The intent to permanently deprive an owner of property has previously been recognized as an element of larceny. American Fire Casualty Co. v. Sunny South Aircraft Service, Inc., 151 So.2d 276 (Fla. 1963); Hilty v. State, 386 So.2d 1236 (Fla. 2d DCA 1980), review denied, 392 So.2d 1379 (Fla. 1981). Indeed, the intent to permanently deprive has been noted as the distinction between larceny of an automobile and the temporary unauthorized use of such a vehicle. Austin v. Wainwright, 305 So.2d 845 (Fla. 4th DCA 1975); Caves v. State, 302 So.2d 171 (Fla. 2d DCA 1974), cert. denied, 314 So.2d 585 (Fla. 1975).

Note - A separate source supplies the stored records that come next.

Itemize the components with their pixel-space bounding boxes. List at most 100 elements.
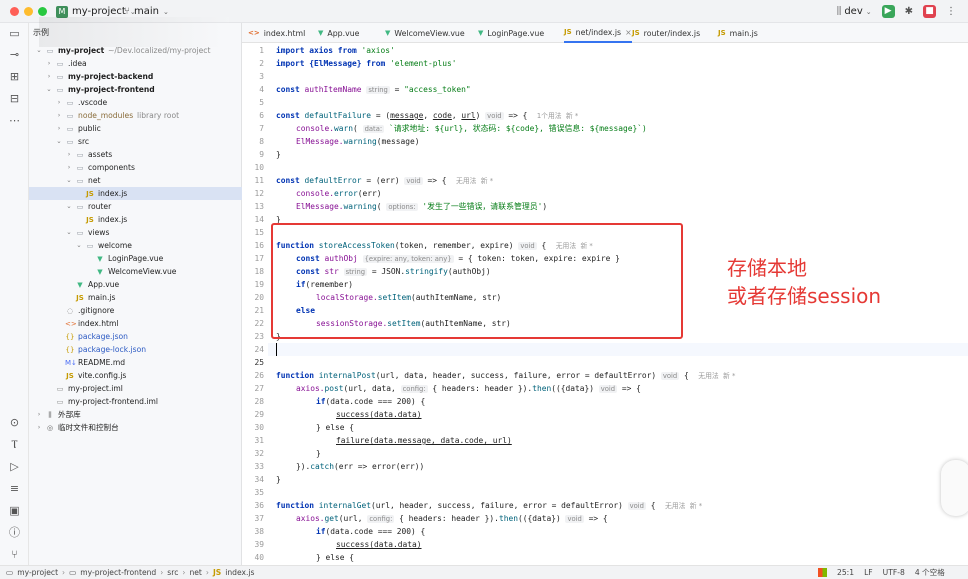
tree-item[interactable]: › ▭ .idea [29, 57, 242, 70]
code-line-12: console.error(err) [296, 189, 382, 198]
code-line-41: } else { [316, 553, 355, 562]
tree-item[interactable]: › ▭ node_modules library root [29, 109, 242, 122]
editor-tab-label: WelcomeView.vue [394, 28, 465, 38]
floating-widget[interactable] [941, 460, 968, 516]
tree-item[interactable]: ⌄ ▭ net [29, 174, 242, 187]
line-number: 39 [254, 540, 264, 549]
code-line-13: ElMessage.warning( options: '发生了一些错误，请联系… [296, 202, 548, 211]
tree-item[interactable]: ⌄ ▭ router [29, 200, 242, 213]
tree-item[interactable]: › ▭ public [29, 122, 242, 135]
run-tool-icon[interactable]: ▷ [8, 460, 21, 473]
zoom-window-button[interactable] [38, 7, 47, 16]
chevron-right-icon[interactable]: › [45, 70, 53, 83]
tree-item[interactable]: JS main.js [29, 291, 242, 304]
terminal-icon[interactable]: Ⲧ [8, 438, 21, 451]
commit-icon[interactable]: ⊸ [8, 48, 21, 61]
more-icon[interactable]: ⋮ [946, 6, 956, 17]
tree-item[interactable]: › ▭ assets [29, 148, 242, 161]
tree-item-label: 临时文件和控制台 [58, 423, 119, 432]
chevron-down-icon[interactable]: ⌄ [55, 135, 63, 148]
tree-item[interactable]: ⌄ ▭ welcome [29, 239, 242, 252]
chevron-right-icon[interactable]: › [35, 408, 43, 421]
tree-item[interactable]: › ▭ my-project-backend [29, 70, 242, 83]
editor-tab[interactable]: ▼ App.vue [318, 23, 359, 43]
code-line-40: success(data.data) [336, 540, 422, 549]
editor-tab[interactable]: <> index.html [248, 23, 305, 43]
line-separator[interactable]: LF [864, 566, 873, 579]
folder-icon: ▭ [76, 228, 84, 237]
services-icon[interactable]: ⊙ [8, 416, 21, 429]
stop-icon[interactable]: ■ [923, 5, 936, 18]
breadcrumb-item[interactable]: my-project [17, 566, 58, 579]
chevron-down-icon[interactable]: ⌄ [65, 200, 73, 213]
chevron-down-icon[interactable]: ⌄ [65, 226, 73, 239]
more-tools-icon[interactable]: ⋯ [8, 114, 21, 127]
tree-item[interactable]: {} package-lock.json [29, 343, 242, 356]
tree-item[interactable]: › ▭ .vscode [29, 96, 242, 109]
chevron-right-icon[interactable]: › [55, 122, 63, 135]
scratch-icon: ◎ [46, 423, 54, 432]
line-number: 12 [254, 189, 264, 198]
folder-icon[interactable]: ▭ [8, 27, 21, 40]
tree-item[interactable]: JS vite.config.js [29, 369, 242, 382]
indent-setting[interactable]: 4 个空格 [915, 566, 945, 579]
tree-item[interactable]: ▭ my-project-frontend.iml [29, 395, 242, 408]
bookmarks-icon[interactable]: ⊟ [8, 92, 21, 105]
todo-icon[interactable]: ≡ [8, 482, 21, 495]
structure-icon[interactable]: ⊞ [8, 70, 21, 83]
chevron-right-icon[interactable]: › [35, 421, 43, 434]
debug-icon[interactable]: ✱ [905, 6, 913, 17]
editor-tab[interactable]: JS main.js [718, 23, 758, 43]
tree-item[interactable]: M↓ README.md [29, 356, 242, 369]
tree-item[interactable]: ◌ .gitignore [29, 304, 242, 317]
run-icon[interactable]: ▶ [881, 5, 895, 18]
minimize-window-button[interactable] [24, 7, 33, 16]
problems-icon[interactable]: ⓘ [8, 526, 21, 539]
git-branch-icon: ⑂ [124, 6, 130, 17]
tree-item[interactable]: {} package.json [29, 330, 242, 343]
tree-item[interactable]: ▼ App.vue [29, 278, 242, 291]
tree-item-label: 外部库 [58, 410, 81, 419]
breadcrumb-item[interactable]: src [167, 566, 178, 579]
line-number: 1 [259, 46, 264, 55]
code-line-4: const authItemName string = "access_toke… [276, 85, 471, 94]
console-icon[interactable]: ▣ [8, 504, 21, 517]
chevron-right-icon[interactable]: › [55, 109, 63, 122]
tree-item[interactable]: › ▭ components [29, 161, 242, 174]
breadcrumb-item[interactable]: index.js [225, 566, 254, 579]
breadcrumb-item[interactable]: my-project-frontend [80, 566, 156, 579]
chevron-down-icon[interactable]: ⌄ [75, 239, 83, 252]
iml-icon: ▭ [56, 397, 64, 406]
code-line-7: console.warn( data: `请求地址: ${url}, 状态码: … [296, 124, 647, 133]
tree-item[interactable]: › ⫼ 外部库 [29, 408, 242, 421]
tree-item[interactable]: JS index.js [29, 187, 242, 200]
tree-item[interactable]: ⌄ ▭ src [29, 135, 242, 148]
breadcrumb-item[interactable]: net [189, 566, 201, 579]
chevron-down-icon[interactable]: ⌄ [45, 83, 53, 96]
folder-icon: ▭ [86, 241, 94, 250]
file-encoding[interactable]: UTF-8 [883, 566, 905, 579]
tree-item[interactable]: ⌄ ▭ my-project-frontend [29, 83, 242, 96]
chevron-right-icon[interactable]: › [65, 161, 73, 174]
editor-tab[interactable]: JS net/index.js × [564, 23, 632, 43]
close-tab-icon[interactable]: × [625, 28, 632, 37]
cursor-position[interactable]: 25:1 [837, 566, 854, 579]
close-window-button[interactable] [10, 7, 19, 16]
chevron-down-icon[interactable]: ⌄ [65, 174, 73, 187]
tree-item[interactable]: ▼ WelcomeView.vue [29, 265, 242, 278]
git-icon[interactable]: ⑂ [8, 548, 21, 561]
tree-item[interactable]: › ◎ 临时文件和控制台 [29, 421, 242, 434]
tree-item[interactable]: ⌄ ▭ views [29, 226, 242, 239]
code-line-34: }).catch(err => error(err)) [296, 462, 425, 471]
run-config-selector[interactable]: ⫼ dev ⌄ [837, 6, 872, 17]
editor-tab[interactable]: ▼ LoginPage.vue [478, 23, 544, 43]
tree-item[interactable]: ▭ my-project.iml [29, 382, 242, 395]
editor-tab[interactable]: ▼ WelcomeView.vue [385, 23, 465, 43]
tree-item[interactable]: JS index.js [29, 213, 242, 226]
chevron-right-icon[interactable]: › [65, 148, 73, 161]
chevron-right-icon[interactable]: › [55, 96, 63, 109]
editor-tab[interactable]: JS router/index.js [632, 23, 700, 43]
tree-item[interactable]: ▼ LoginPage.vue [29, 252, 242, 265]
chevron-right-icon[interactable]: › [45, 57, 53, 70]
tree-item[interactable]: <> index.html [29, 317, 242, 330]
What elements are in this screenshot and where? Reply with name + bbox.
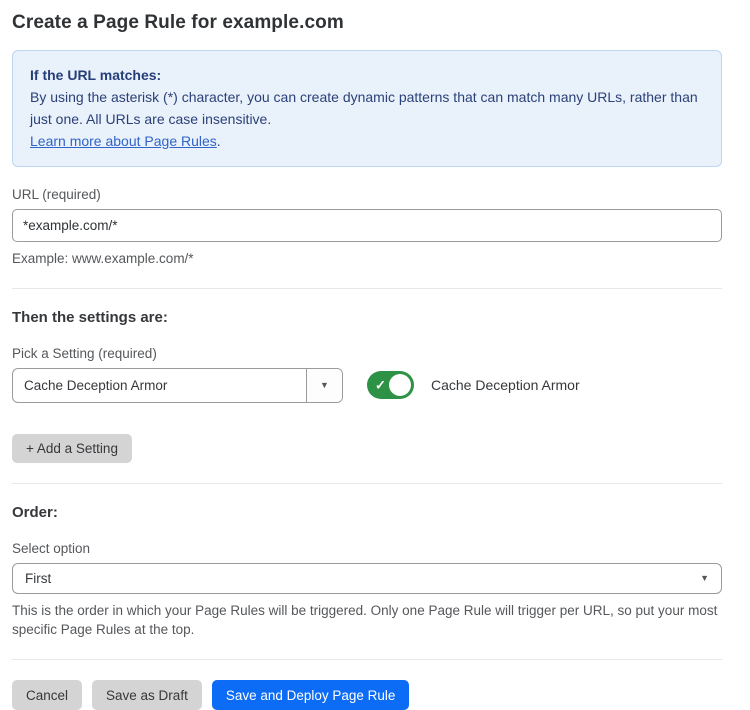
order-select-value: First [25, 571, 700, 586]
info-box-body: By using the asterisk (*) character, you… [30, 86, 704, 130]
toggle-knob [389, 374, 411, 396]
chevron-down-icon: ▼ [700, 574, 709, 583]
cancel-button[interactable]: Cancel [12, 680, 82, 710]
info-box-heading: If the URL matches: [30, 64, 704, 86]
create-page-rule-form: Create a Page Rule for example.com If th… [0, 0, 750, 710]
page-title: Create a Page Rule for example.com [12, 10, 722, 50]
divider [12, 659, 722, 660]
toggle-label: Cache Deception Armor [431, 377, 580, 393]
divider [12, 483, 722, 484]
link-suffix: . [217, 133, 221, 149]
check-icon: ✓ [375, 379, 386, 392]
setting-toggle-wrap: ✓ Cache Deception Armor [367, 371, 580, 399]
footer-actions: Cancel Save as Draft Save and Deploy Pag… [12, 680, 722, 710]
cache-deception-armor-toggle[interactable]: ✓ [367, 371, 414, 399]
setting-select-value: Cache Deception Armor [13, 369, 306, 402]
order-select-label: Select option [12, 541, 722, 556]
settings-section-heading: Then the settings are: [12, 309, 722, 326]
setting-row: Cache Deception Armor ▼ ✓ Cache Deceptio… [12, 368, 722, 403]
url-field-helper: Example: www.example.com/* [12, 249, 722, 268]
url-input[interactable] [12, 209, 722, 242]
save-as-draft-button[interactable]: Save as Draft [92, 680, 202, 710]
order-helper-text: This is the order in which your Page Rul… [12, 601, 722, 639]
order-select[interactable]: First ▼ [12, 563, 722, 594]
setting-select[interactable]: Cache Deception Armor ▼ [12, 368, 343, 403]
add-setting-button[interactable]: + Add a Setting [12, 434, 132, 463]
divider [12, 288, 722, 289]
save-and-deploy-button[interactable]: Save and Deploy Page Rule [212, 680, 410, 710]
order-section-heading: Order: [12, 504, 722, 521]
url-field-label: URL (required) [12, 187, 722, 202]
setting-select-arrow-button[interactable]: ▼ [306, 369, 342, 402]
url-match-info-box: If the URL matches: By using the asteris… [12, 50, 722, 167]
chevron-down-icon: ▼ [320, 381, 329, 390]
info-box-link-line: Learn more about Page Rules. [30, 130, 704, 152]
setting-picker-label: Pick a Setting (required) [12, 346, 722, 361]
learn-more-link[interactable]: Learn more about Page Rules [30, 133, 217, 149]
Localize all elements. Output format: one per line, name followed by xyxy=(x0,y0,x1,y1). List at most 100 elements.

It is well established, however, that the legislature has the power to dispense with intent as an element of a crime and to prescribe punishment without regard to the mental attitude of an accused. As this Court has previously stated:
It is within the power of the Legislature to declare an act a crime regardless of the intent or knowledge of the violation thereof. The doing of the act inhibited by the statute makes the crime and moral turpitude or purity of motive and the knowledge or ignorance of its criminal character are immaterial circumstances in the question of guilt.Coleman v. State ex rel. Jackson, 140 Fla. 772, 776, 193 So. 84, 86 (1939). In general
acts prohibited by statute (statutory as distinguished from common law crimes) need not be accompanied by a criminal intent, unless such intent be specifically required by the statute itself, as the doing of the act furnishes such intent.La Russa v. State, 142 Fla. 504, 509, 196 So. 302, 304 (1940) (emphasis supplied); State v. Medlin, 273 So.2d 394 (Fla. 1973).
In State v. Allen, 362 So.2d 10 (Fla. 1978), this Court looked at the 1977 legislature's failure to include the word "unlawful" in the newly enacted subsection 812.014(1). We held that "unlawful" must be read into the statute because we could find no indication that the legislature intended to eliminate specific criminal intent as an element of the offense proscribed by section 812.014. We did not, however, define the requisite specific intent. The instant cases present us with the opportunity to do so. We agree with the state that, due to the broad language of sections 812.014 and 812.012, the intent meant by subsection 812.014(1) is the intent to deprive, not the intent to permanently deprive. Judge Cobb in his dissent to Baxley and the fourth district in McNeill have also reached this conclusion, and we approve McNeill.
In Bell v. State, 394 So.2d 979 (Fla. 1981), the third district certified a question regarding section 812.13, Florida Statutes (1975), the robbery statute, in which that district court equated the intent to permanently deprive an owner of his property to the specific intent required by section 812.13. By relying on Bell and Allen, several district courts have been led to the opposite conclusion from what we reach in this opinion. See, e.g., Baxley; Dunmann; Faison; Hilty. While section 812.13 deals with a similar subject, we do not find that chapter 77-342 had an impact on that section. By the same token section 812.13 has no impact on the sections involved in this opinion. Therefore, we find Bell to have no effect on the instant case.
We quash Baxley and Dunmann and remand for the district court to issue orders consistent with this opinion.
It is so ordered.
ALDERMAN, C.J., and ADKINS, BOYD, OVERTON and EHRLICH, JJ., concur.